I remember a quote attributed to Claudette Colbert. She said "It matters more what's in a woman's face than what's on it." She had a pretty good face when she said this, so maybe it was an easy pronouncement for her, but is an important one nonetheless.
As for me, I think I would have no friends if I selected them based on their image and they would certainly not have chosen me if that were the only criteria. My friends are all of important substance. They use their minds, they are devoted to causes, they are deeply committed and from them I learn something at almose every contact. They all have something important "in" their faces.
I once concluded that ugly people who are kind get better looking and pretty people who are mean, get uglier. While there isn't any hard data to support the conclusion, I think, anecdotally, it is correct. What do you think?

The Third Attempt

I have tried this blogging thing twice before.

I like the first format but I forgot the password and no one reads the second attempt unless I personally beg them to; which probably shouldn't matter unless I am doing this to caress my own vanity.

There may, indeed be some truth to that but this time, I am more motivated by three of my children who have blogs of their own and who are marvelously interesting and gifted writers.

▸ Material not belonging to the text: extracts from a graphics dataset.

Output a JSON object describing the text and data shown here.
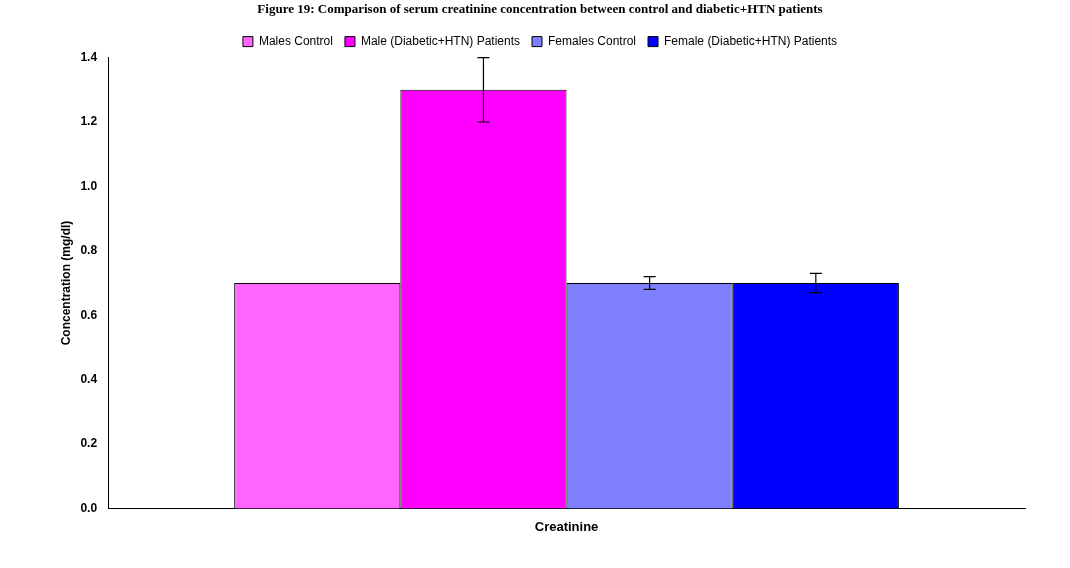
{
  "chart_data": {
    "type": "bar",
    "title": "Figure 19: Comparison of serum creatinine concentration between control and diabetic+HTN patients",
    "categories": [
      "Creatinine"
    ],
    "ylabel": "Concentration (mg/dl)",
    "series": [
      {
        "name": "Males Control",
        "color": "#ff66ff",
        "values": [
          0.7
        ],
        "errors": [
          null
        ]
      },
      {
        "name": "Male (Diabetic+HTN) Patients",
        "color": "#ff00ff",
        "values": [
          1.3
        ],
        "errors": [
          0.1
        ]
      },
      {
        "name": "Females Control",
        "color": "#8080ff",
        "values": [
          0.7
        ],
        "errors": [
          0.02
        ]
      },
      {
        "name": "Female (Diabetic+HTN) Patients",
        "color": "#0000ff",
        "values": [
          0.7
        ],
        "errors": [
          0.03
        ]
      }
    ],
    "ylim": [
      0,
      1.4
    ],
    "yticks": [
      {
        "value": 0,
        "label": "0.0"
      },
      {
        "value": 0.2,
        "label": "0.2"
      },
      {
        "value": 0.4,
        "label": "0.4"
      },
      {
        "value": 0.6,
        "label": "0.6"
      },
      {
        "value": 0.8,
        "label": "0.8"
      },
      {
        "value": 1,
        "label": "1.0"
      },
      {
        "value": 1.2,
        "label": "1.2"
      },
      {
        "value": 1.4,
        "label": "1.4"
      }
    ],
    "grid": false,
    "legend": "top"
  }
}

I have five children and one wife and all are marvelously interesting but neither my wife nor the two oldest (or if they do, they haven't shared with me where to read them). I suspect that they are both too busy with living their lives to take the time to broadcast the events to the world. Perhaps they are simply more modest that the rest of us.

So now, having slightly exposed my immodesty, I am again joining the bloggopshere because it seems a very interesting way to keep track of both the present and the past.

I suppose I should also warn everyone that I am thoroughly a fisherman. Thus my literary meanderings are colored by storms more violent than they probably really were, greens that are greener than they really were; streams clearer, mountains higher, folks odder, shadows scarier, girls prettier and, of course, fish bigger, than they probably really were. I may even paint a personal picture that is prettier that I really am with the hope that I might become better than I am. So, if by the strange coincidence someone reads one of these episodes that might have been and eye-witness but who remembers it differently, I hope he or she will remember that I am thoroughly, a fisherman.

Also included is a warning that I really try to be a good Christian, which for me also means being a good Mormon, because that's what I am.

I have not always been a good Christian or a good Mormon. In fact, there were times when I was not good at all. If I write offer episodes in this blog that occurred during the times I was bad, they are not to glorify those days nor will they bring me feelings of melancholy. More often than not they will bring feelings of sorry and shame. Thus, I will write them only when I believe there is a lesson to be taught or learned.

Finally, I import some of the things I have written in my previous two attempts that I think might be interesting to new readers.